Once again, the East and the West did meet. In the sphere of religion, one of the results was an attempt to de-literalize and personalize Christianity for Asian ways of being. Sugirtharajah brings these texts together because he sees a common thread in what the thinkers behind them sought to do:
They did not approach the text with the heavy artillery of historical criticism, though some of them were familiar with it. Nor did they use the well-tested criteria that Western scholars routinely employ to assess the accuracy of the stories and sayings of Jesus, such as “multiple corroboration,” “criterion of dissimilarity,” “criterion of coherence,” or “criterion of coherence” or “criterion of multiple attestation.” Instead what they often used was an unspoken criterion—”continental self-reference”—an intentional, deliberate, and dignified method of self-discovery and decolonisation in the face of colonial degradation. Asia was their anchoring point for the correction or removal of the West’s negative perception of indigenous culture.
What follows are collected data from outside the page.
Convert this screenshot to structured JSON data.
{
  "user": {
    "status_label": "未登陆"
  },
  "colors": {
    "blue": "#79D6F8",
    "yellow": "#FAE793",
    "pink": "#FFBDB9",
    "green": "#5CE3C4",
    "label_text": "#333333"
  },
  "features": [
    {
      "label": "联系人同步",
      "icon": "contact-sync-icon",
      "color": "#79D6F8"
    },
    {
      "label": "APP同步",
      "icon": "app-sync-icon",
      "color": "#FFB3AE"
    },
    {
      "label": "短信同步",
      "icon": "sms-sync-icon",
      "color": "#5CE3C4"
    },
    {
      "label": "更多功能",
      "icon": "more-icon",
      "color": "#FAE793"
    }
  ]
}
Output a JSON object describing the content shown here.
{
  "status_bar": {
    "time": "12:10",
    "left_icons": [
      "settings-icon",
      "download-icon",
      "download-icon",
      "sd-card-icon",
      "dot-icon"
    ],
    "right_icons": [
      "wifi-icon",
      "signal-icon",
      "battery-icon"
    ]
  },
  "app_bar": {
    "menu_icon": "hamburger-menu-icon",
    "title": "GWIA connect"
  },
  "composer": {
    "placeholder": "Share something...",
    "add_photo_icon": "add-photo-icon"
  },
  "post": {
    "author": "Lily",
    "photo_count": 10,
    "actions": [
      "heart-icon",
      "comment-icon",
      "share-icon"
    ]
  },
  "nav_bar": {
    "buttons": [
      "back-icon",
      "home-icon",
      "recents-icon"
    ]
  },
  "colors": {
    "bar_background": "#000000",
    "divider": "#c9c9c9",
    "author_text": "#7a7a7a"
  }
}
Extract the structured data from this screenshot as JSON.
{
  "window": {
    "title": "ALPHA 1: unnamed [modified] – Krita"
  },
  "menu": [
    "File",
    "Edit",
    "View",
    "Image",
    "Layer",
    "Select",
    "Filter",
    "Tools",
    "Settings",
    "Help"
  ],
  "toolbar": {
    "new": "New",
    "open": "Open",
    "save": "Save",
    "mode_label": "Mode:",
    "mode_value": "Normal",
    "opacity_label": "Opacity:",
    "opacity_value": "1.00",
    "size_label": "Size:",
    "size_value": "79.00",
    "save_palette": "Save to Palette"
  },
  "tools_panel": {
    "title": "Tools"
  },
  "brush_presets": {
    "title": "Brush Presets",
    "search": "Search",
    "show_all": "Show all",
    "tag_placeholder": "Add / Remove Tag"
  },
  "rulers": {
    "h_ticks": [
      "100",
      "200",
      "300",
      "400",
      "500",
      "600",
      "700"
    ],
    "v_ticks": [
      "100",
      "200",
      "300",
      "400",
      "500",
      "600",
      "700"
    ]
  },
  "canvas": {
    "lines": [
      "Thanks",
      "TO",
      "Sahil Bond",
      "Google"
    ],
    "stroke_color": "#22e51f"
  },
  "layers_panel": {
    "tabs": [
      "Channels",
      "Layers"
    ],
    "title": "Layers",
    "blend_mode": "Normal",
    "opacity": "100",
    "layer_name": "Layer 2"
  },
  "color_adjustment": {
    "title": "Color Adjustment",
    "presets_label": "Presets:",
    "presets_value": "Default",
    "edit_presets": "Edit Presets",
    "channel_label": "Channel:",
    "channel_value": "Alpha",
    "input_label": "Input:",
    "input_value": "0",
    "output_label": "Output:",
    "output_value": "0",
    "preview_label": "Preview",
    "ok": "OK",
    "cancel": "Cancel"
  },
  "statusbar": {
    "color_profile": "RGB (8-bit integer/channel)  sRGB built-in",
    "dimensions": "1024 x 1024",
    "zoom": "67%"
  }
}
They unearthed and rediscovered Asia’s spiritual treasures as an anti-colonial strategy, approving some for their own purposes and rejecting others. They reflectively used the continent’s cultural resources, at times essentializing them as an instrument of mediation and thus declining to recognise the inferior role assigned to them by some missionaries and orientalists. Their articulations can be seen as a notable early attempt at “provincializing Europe” and a rejection of the notion that only the West can prove the pathways to understanding Jesus. These Asian thinkers demanded a different foundation for faith than history, logic, and neutrality.”
These perspectives on Christianity are of immense value in this century, especially in India because, like Muslims, Christians are sidelined as outsiders and often viewed with suspicion. Bringing such texts together changes the way Christians are framed here. Instead of dismissing Christianity as an alien religion and practice, Sugirtharajah shows that Christianity has become Indian because the Indians have questioned its tenets rigorously, and adapted it to regional sensibilities.